The first thing to bear in mind with Pyroclasts is that it is supplementary to Life Metal, consisting of palette cleansing intermissions between takes. For most other groups, what you might call outtakes would be singled out as such for good reason. But, as previously argued, the bread and butter of Sunn O))) is usually squirrelled away in the supplementary, buried in live bootlegs and one-offs. Much like its earlier counterpart, Pyroclasts doesn’t seem as adventurous as Dømkirke, and it makes little sense differentiating between these four elemental drones; ‘Frost (C)’ bleeds into ‘Kingdoms (G)’ bleeds into ‘Ampliphædies (E)’ bleeds into ‘Ascension (A)’. But if Life Metal signals the group’s return home, then its sister album is a sketchbook kept along the journey, or a portrait of the ensuing status quo after the fact. It’s bare-bones and purely functional (they even used a stopwatch, and each gargantuan track is parenthesised with its tuning) but no less engaging for it.
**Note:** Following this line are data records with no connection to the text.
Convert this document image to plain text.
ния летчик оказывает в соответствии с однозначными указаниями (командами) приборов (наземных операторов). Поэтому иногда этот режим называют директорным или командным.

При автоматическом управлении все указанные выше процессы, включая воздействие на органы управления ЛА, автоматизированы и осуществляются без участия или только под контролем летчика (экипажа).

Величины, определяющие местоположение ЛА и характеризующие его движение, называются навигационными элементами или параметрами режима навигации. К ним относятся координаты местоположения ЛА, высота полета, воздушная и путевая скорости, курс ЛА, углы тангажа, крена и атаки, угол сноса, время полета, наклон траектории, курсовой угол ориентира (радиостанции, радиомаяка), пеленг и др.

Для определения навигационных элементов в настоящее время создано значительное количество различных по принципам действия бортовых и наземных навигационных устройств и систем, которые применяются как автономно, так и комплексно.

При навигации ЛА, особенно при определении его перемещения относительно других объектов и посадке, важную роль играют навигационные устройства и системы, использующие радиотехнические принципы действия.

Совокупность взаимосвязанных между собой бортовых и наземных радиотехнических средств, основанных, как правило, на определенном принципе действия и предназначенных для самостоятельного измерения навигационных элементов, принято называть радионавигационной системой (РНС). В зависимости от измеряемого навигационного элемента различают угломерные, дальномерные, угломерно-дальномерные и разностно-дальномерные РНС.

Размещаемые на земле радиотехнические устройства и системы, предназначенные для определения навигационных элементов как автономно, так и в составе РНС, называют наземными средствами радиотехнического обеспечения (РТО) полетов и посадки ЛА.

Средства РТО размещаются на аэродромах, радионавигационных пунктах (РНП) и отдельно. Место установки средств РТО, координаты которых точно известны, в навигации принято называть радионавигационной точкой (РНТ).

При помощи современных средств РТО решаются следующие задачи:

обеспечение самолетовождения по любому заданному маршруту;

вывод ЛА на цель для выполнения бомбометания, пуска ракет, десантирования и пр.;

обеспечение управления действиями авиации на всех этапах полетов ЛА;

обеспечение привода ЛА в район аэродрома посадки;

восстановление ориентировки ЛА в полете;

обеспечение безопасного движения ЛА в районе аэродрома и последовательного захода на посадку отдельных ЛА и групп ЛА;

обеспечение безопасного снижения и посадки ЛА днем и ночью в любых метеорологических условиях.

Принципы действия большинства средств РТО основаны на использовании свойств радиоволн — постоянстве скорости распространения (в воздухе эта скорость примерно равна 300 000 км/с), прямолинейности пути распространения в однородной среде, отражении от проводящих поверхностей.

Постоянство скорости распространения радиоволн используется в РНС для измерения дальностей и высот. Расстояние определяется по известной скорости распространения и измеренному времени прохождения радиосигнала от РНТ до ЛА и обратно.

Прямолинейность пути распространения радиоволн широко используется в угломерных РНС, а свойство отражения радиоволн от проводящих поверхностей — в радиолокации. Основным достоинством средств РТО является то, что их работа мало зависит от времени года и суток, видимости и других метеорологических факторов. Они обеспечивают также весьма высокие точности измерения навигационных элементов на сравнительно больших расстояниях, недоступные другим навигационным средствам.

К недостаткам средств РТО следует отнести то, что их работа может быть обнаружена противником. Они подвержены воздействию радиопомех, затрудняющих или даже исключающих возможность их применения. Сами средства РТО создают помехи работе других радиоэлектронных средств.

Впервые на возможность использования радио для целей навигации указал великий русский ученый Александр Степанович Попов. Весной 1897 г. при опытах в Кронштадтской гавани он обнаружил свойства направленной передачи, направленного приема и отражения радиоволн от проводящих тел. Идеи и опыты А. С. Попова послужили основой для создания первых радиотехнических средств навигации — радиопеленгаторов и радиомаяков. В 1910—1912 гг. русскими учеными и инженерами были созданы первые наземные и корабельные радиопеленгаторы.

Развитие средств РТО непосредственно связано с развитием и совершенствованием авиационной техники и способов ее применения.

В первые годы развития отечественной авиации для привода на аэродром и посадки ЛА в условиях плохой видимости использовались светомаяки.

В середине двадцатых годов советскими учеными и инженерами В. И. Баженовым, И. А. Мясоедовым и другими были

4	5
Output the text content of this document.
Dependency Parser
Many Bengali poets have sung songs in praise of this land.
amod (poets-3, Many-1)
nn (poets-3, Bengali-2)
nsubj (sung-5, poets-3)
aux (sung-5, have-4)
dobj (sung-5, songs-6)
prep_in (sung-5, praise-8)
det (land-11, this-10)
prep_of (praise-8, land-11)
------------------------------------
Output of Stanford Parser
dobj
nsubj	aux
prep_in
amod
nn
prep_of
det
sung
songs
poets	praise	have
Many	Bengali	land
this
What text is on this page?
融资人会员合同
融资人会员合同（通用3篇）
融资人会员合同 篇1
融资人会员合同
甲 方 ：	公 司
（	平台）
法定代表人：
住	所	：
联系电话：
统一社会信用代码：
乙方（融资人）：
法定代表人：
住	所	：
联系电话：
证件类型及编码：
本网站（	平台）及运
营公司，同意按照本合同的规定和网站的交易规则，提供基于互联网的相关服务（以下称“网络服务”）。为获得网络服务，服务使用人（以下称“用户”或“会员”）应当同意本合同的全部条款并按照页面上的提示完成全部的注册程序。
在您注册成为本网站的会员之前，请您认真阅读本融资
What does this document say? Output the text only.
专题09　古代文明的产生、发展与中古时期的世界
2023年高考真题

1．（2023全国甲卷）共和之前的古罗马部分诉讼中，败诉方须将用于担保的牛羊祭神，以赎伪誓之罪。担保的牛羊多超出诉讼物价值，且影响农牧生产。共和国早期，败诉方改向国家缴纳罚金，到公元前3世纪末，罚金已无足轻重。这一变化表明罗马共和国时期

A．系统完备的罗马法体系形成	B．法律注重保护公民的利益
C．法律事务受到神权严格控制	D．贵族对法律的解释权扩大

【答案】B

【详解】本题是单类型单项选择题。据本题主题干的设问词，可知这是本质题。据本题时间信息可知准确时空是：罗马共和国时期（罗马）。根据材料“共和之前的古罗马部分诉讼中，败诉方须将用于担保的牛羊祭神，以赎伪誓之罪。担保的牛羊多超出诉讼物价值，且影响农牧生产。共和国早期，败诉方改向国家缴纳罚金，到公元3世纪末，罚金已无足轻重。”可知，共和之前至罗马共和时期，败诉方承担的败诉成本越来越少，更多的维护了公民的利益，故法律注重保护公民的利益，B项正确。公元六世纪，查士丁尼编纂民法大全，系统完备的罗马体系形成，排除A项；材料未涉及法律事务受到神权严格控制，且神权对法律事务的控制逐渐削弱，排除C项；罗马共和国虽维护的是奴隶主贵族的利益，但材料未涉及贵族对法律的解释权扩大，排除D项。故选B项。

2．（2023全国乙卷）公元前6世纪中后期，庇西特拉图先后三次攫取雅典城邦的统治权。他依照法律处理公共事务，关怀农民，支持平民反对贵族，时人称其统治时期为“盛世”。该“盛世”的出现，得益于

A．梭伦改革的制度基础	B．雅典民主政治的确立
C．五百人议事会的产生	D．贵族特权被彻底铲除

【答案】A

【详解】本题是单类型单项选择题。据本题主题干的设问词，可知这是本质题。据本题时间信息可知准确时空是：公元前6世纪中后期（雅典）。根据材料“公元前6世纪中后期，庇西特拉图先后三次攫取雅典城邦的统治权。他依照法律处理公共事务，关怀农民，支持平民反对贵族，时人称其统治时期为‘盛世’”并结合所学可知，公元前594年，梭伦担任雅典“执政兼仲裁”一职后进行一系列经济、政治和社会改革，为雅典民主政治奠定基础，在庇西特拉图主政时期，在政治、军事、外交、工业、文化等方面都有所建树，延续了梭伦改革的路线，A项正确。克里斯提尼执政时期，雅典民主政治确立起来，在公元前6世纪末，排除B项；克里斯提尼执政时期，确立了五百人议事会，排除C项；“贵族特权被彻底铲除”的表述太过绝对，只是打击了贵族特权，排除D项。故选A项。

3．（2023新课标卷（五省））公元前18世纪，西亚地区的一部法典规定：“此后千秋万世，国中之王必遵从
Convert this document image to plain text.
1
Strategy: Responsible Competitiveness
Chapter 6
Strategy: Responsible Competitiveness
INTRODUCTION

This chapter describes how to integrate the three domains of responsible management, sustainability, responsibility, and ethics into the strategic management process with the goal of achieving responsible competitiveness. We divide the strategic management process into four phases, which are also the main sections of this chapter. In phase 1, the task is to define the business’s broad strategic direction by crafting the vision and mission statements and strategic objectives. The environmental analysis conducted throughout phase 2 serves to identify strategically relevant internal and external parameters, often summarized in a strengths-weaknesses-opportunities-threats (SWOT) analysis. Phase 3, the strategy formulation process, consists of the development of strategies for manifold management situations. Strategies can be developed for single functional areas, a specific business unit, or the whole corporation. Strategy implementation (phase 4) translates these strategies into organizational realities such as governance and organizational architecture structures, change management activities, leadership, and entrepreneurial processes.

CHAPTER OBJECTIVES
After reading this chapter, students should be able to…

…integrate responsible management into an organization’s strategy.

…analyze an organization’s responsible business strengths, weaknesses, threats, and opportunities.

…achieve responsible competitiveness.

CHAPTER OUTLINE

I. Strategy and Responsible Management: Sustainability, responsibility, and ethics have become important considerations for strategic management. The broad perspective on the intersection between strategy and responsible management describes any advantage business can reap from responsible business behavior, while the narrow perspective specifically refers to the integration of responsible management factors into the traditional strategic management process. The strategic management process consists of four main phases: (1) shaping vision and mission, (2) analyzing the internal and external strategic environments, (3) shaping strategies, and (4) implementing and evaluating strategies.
Like Lou Reed conceiving his final solo album — the honest to God new age of Hudson River Wind Meditation — simply from the need to find suitable ambience for his Tai Chi workout, Pyroclasts is an album as much about blowing off steam as it is about prolonging Sunn O)))’s infernal project. If reaching a sort of inner peace through heavy, psychedelic drone isn’t part of Sunn O)))’s MO, then what is?